CBR12Bingo – Shelfie
These three books are not connected in any meaningful way except that I happened to buy all of them earlier in the summer from Thriftbooks and randomly chose to read them at the same time, switching off for a few reasons. Anglo-Saxon Attitudes ended up being a little more boring and dense that I had hoped, so the balance of the Walter Tevis stories helped, and while I really enjoy the Will Cuppy pieces, they are too similar to one another to read one after another, and are better one or two at a time per day.
The Decline and Fall of Practically Everybody: 4/5 Stars
A really weird and funny little book. We learn from the introduction that Will Cuppy was a longtime humorist and critic writing for various newspapers, and that this book (and not his only by far) was among the remaining notes of his papers. The book itself is a series of sketches, and so the idea that this could easily be part of a larger collection of sketches, almost infinitely makes perfect sense. So the book is a kind of “fractured fairy tales” of historical figures. The book runs 225 pages and each sketch is 7-10 pages, with literal sketches by the author as well. There’s footnotes, a kind of serious historical taste to them, but it’s also full of sarcasm, witty sneering, and little off-handed comments that break down some of the absurdities of the figures. So for example, reading about Nero, there’s little attention paid to the wider historical contexts so much as a little ribbing commentary on the choices that us to infamous moments of his life. Obviously, you shouldn’t be getting your history from these books, but they do offer up a kind of history, and well, while it may or may not be of any real important whether or not I read a lot about, say, Lucrezia Borgia, the little I get here still makes for a kind of cocktail party amount of information. The book is also an interesting and accidental catalog of humorous phrasing grammar and lexicography. The witty phrases tend to be so off-handed, but catalog, like say Twitter, the ways that jokes were being made.
Far From Home: 3/5 Stars
This is my sixth or so Walter Tevis book of this year, and it’s admittedly the weakest of the bunch. He’s clearly a much more talented novelist than short story writer, although there are some good and interesting stories in this collection. The opening section starts with his much more recent stories (and the book itself was published in 1980 or so, near the end of his life, but not quite before he published the last two of his novels Queen’s Gambit (which I think is by far his best) and The Color of Money (the sequel to The Hustler, which is a strong book than the first novel), so he did still have some good writing left in him. One story even clearly seems to a central idea for a long sub-plot of The Color of Money, where Fast Eddie Felsen becomes an antiques and outsider art dealer for a short time. Regardless, a lot of these stories do something that I think is good, explores a conceit, not just to look at the idea itself, but how that conceit could be used to highlight ideas from someone life. For example, how could a timeloop allow or disallow or even force a struggling married couple to reconnect or redefine their relationship.
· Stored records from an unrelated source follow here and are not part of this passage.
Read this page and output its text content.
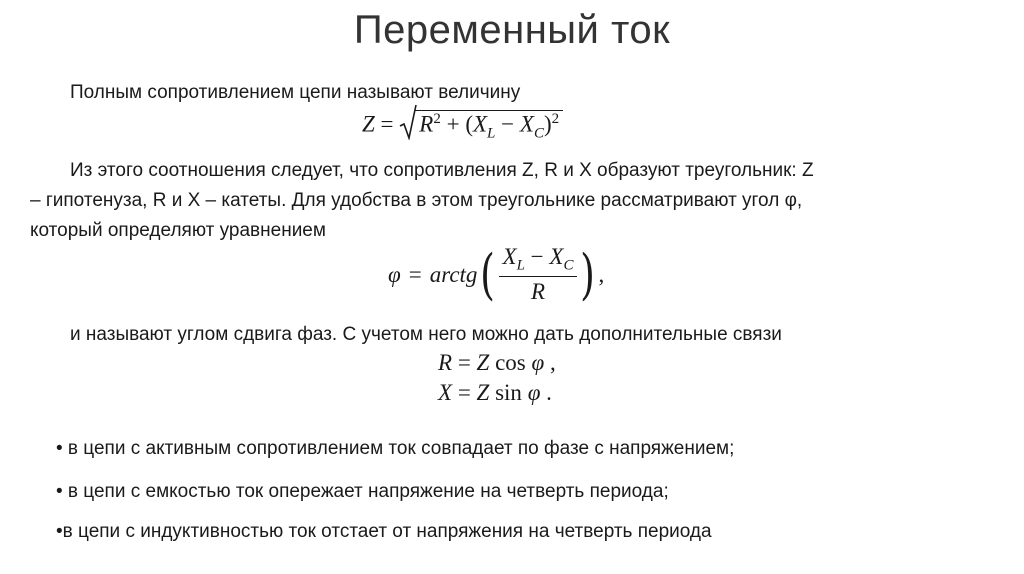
Переменный ток
Полным сопротивлением цепи называют величину
$Z = R^2 + (X_L - X_C)^2$
Из этого соотношения следует, что сопротивления Z, R и X образуют треугольник: Z
– гипотенуза, R и X – катеты. Для удобства в этом треугольнике рассматривают угол φ,
который определяют уравнением
φ = arctg ( $\frac{X_L - X_C}{R}$ ) ,
и называют углом сдвига фаз. С учетом него можно дать дополнительные связи
R = Z cos φ ,
X = Z sin φ .
• в цепи с активным сопротивлением ток совпадает по фазе с напряжением;
• в цепи с емкостью ток опережает напряжение на четверть периода;
•в цепи с индуктивностью ток отстает от напряжения на четверть периода
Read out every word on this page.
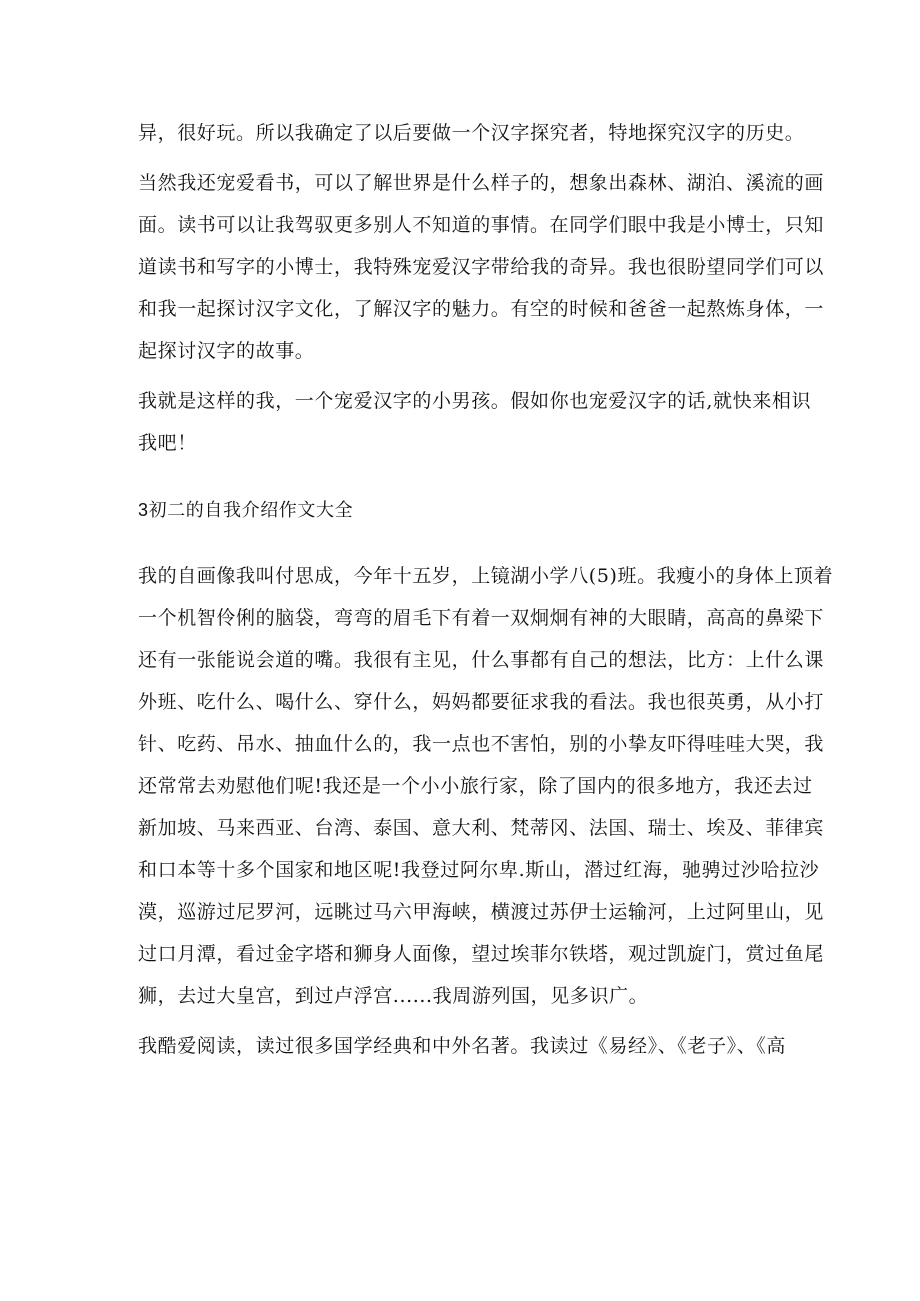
异，很好玩。所以我确定了以后要做一个汉字探究者，特地探究汉字的历史。
当然我还宠爱看书，可以了解世界是什么样子的，想象出森林、湖泊、溪流的画
面。读书可以让我驾驭更多别人不知道的事情。在同学们眼中我是小博士，只知
道读书和写字的小博士，我特殊宠爱汉字带给我的奇异。我也很盼望同学们可以
和我一起探讨汉字文化，了解汉字的魅力。有空的时候和爸爸一起熬炼身体，一
起探讨汉字的故事。
我就是这样的我，一个宠爱汉字的小男孩。假如你也宠爱汉字的话,就快来相识
我吧！
3初二的自我介绍作文大全
我的自画像我叫付思成，今年十五岁，上镜湖小学八(5)班。我瘦小的身体上顶着
一个机智伶俐的脑袋，弯弯的眉毛下有着一双炯炯有神的大眼睛，高高的鼻梁下
还有一张能说会道的嘴。我很有主见，什么事都有自己的想法，比方：上什么课
外班、吃什么、喝什么、穿什么，妈妈都要征求我的看法。我也很英勇，从小打
针、吃药、吊水、抽血什么的，我一点也不害怕，别的小挚友吓得哇哇大哭，我
还常常去劝慰他们呢!我还是一个小小旅行家，除了国内的很多地方，我还去过
新加坡、马来西亚、台湾、泰国、意大利、梵蒂冈、法国、瑞士、埃及、菲律宾
和口本等十多个国家和地区呢!我登过阿尔卑.斯山，潜过红海，驰骋过沙哈拉沙
漠，巡游过尼罗河，远眺过马六甲海峡，横渡过苏伊士运输河，上过阿里山，见
过口月潭，看过金字塔和狮身人面像，望过埃菲尔铁塔，观过凯旋门，赏过鱼尾
狮，去过大皇宫，到过卢浮宫......我周游列国，见多识广。
我酷爱阅读，读过很多国学经典和中外名著。我读过《易经》、《老子》、《高
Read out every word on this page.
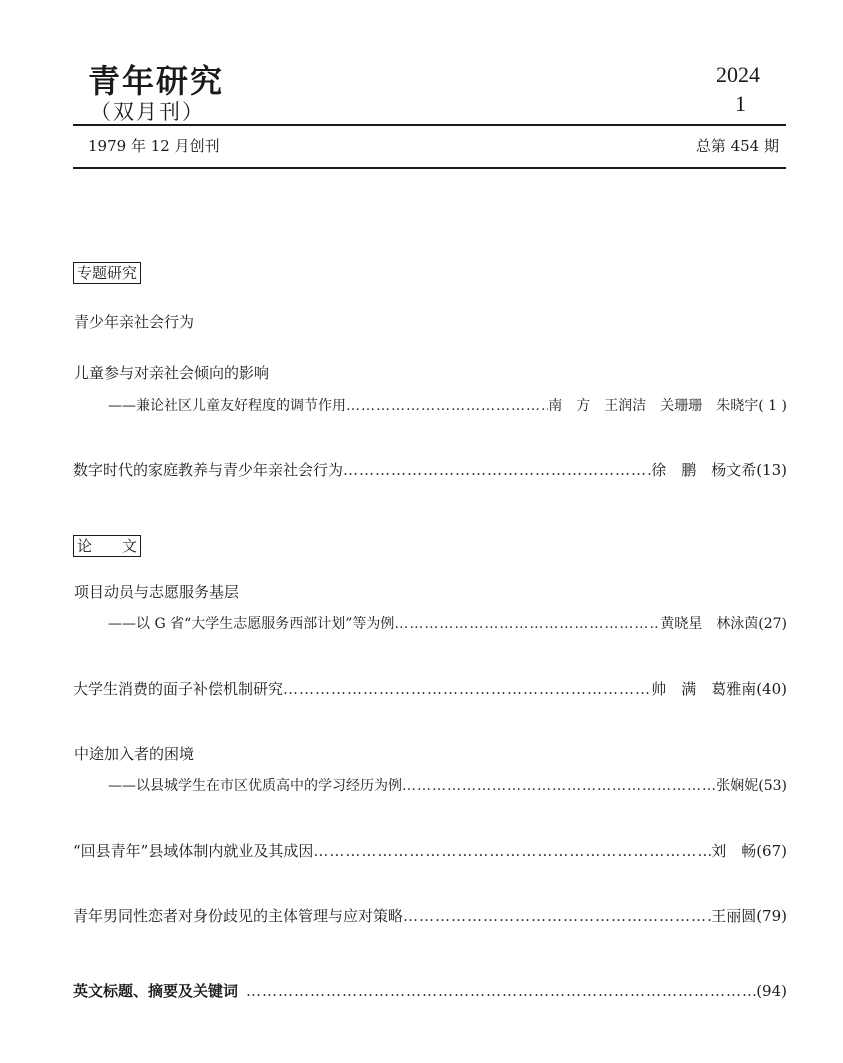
青年研究
（双月刊）
2024
1
1979 年 12 月创刊	总第 454 期
专题研究
青少年亲社会行为
儿童参与对亲社会倾向的影响
——兼论社区儿童友好程度的调节作用 …………………………………………………………………………………………………………………………………………	南　方　王润洁　关珊珊　朱晓宇 ( 1 )
数字时代的家庭教养与青少年亲社会行为 …………………………………………………………………………………………………………………………………………	徐　鹏　杨文希 (13)
论　　文
项目动员与志愿服务基层
——以 G 省“大学生志愿服务西部计划”等为例 …………………………………………………………………………………………………………………………………………	黄晓星　林泳茵 (27)
大学生消费的面子补偿机制研究 …………………………………………………………………………………………………………………………………………	帅　满　葛雅南 (40)
中途加入者的困境
——以县城学生在市区优质高中的学习经历为例 …………………………………………………………………………………………………………………………………………	张娴妮 (53)
“回县青年”县域体制内就业及其成因 …………………………………………………………………………………………………………………………………………	刘　畅 (67)
青年男同性恋者对身份歧见的主体管理与应对策略 …………………………………………………………………………………………………………………………………………	王丽圆 (79)
英文标题、摘要及关键词 …………………………………………………………………………………………………………………………………………	(94)
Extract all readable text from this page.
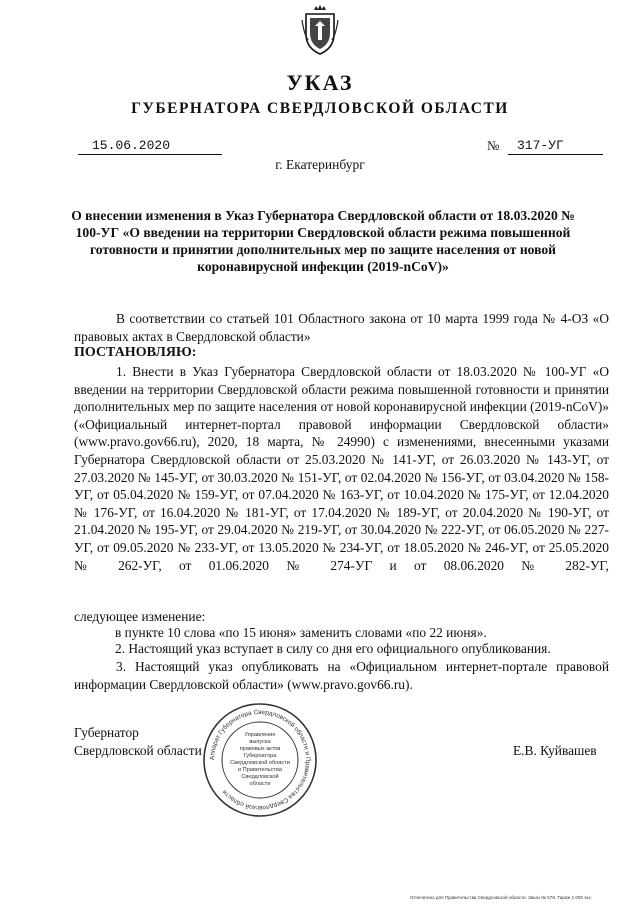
УКАЗ
ГУБЕРНАТОРА СВЕРДЛОВСКОЙ ОБЛАСТИ
15.06.2020	№ 317-УГ
г. Екатеринбург
О внесении изменения в Указ Губернатора Свердловской области от 18.03.2020 № 100-УГ «О введении на территории Свердловской области режима повышенной готовности и принятии дополнительных мер по защите населения от новой коронавирусной инфекции (2019-nCoV)»
В соответствии со статьей 101 Областного закона от 10 марта 1999 года № 4-ОЗ «О правовых актах в Свердловской области»
ПОСТАНОВЛЯЮ:
1. Внести в Указ Губернатора Свердловской области от 18.03.2020 № 100-УГ «О введении на территории Свердловской области режима повышенной готовности и принятии дополнительных мер по защите населения от новой коронавирусной инфекции (2019-nCoV)» («Официальный интернет-портал правовой информации Свердловской области» (www.pravo.gov66.ru), 2020, 18 марта, № 24990) с изменениями, внесенными указами Губернатора Свердловской области от 25.03.2020 № 141-УГ, от 26.03.2020 № 143-УГ, от 27.03.2020 № 145-УГ, от 30.03.2020 № 151-УГ, от 02.04.2020 № 156-УГ, от 03.04.2020 № 158-УГ, от 05.04.2020 № 159-УГ, от 07.04.2020 № 163-УГ, от 10.04.2020 № 175-УГ, от 12.04.2020 № 176-УГ, от 16.04.2020 № 181-УГ, от 17.04.2020 № 189-УГ, от 20.04.2020 № 190-УГ, от 21.04.2020 № 195-УГ, от 29.04.2020 № 219-УГ, от 30.04.2020 № 222-УГ, от 06.05.2020 № 227-УГ, от 09.05.2020 № 233-УГ, от 13.05.2020 № 234-УГ, от 18.05.2020 № 246-УГ, от 25.05.2020 № 262-УГ, от 01.06.2020 № 274-УГ и от 08.06.2020 № 282-УГ,
следующее изменение:
в пункте 10 слова «по 15 июня» заменить словами «по 22 июня».
2. Настоящий указ вступает в силу со дня его официального опубликования.
3. Настоящий указ опубликовать на «Официальном интернет-портале правовой информации Свердловской области» (www.pravo.gov66.ru).
Губернатор
Свердловской области	Е.В. Куйвашев
Аппарат Губернатора Свердловской области и Правительства Свердловской области
Управление
выпуска
правовых актов
Губернатора
Свердловской области
и Правительства
Свердловской
области
Отпечатано для Правительства Свердловской области. Заказ № 578. Тираж 1 000 экз.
These kinds of questions put this book more in the realm of realistic fiction, even if the fiction is not in fact realistic.
Angl0-Saxon Attitudes: 2/5 Stars
This one was decidedly rough going for me, and the long chapters, the dense minutae of the the prose, and the torpor I felt thirty pages into a chapter with thirty more to go meant this was not a wonderful reading experience for me. All of this is a shame because I was hoping this one would be good, and it seemed like it might be going in. We meet an aging academic who is asked to convene on some new scholarship as a kind of consult, we find out that he’s in possession of an embarrassing secret about a colleague, and that his life is in a little disarray. But as I got into it, I couldn’t find myself all that interested in these lives or this story. It read a lot like an Iris Murdoch novel, with no real gothic elements, and a lot more drudgery. It almost splits the different between Murdoch and Kingsley Amis, without the lightness of Amis or the depth of Murdoch.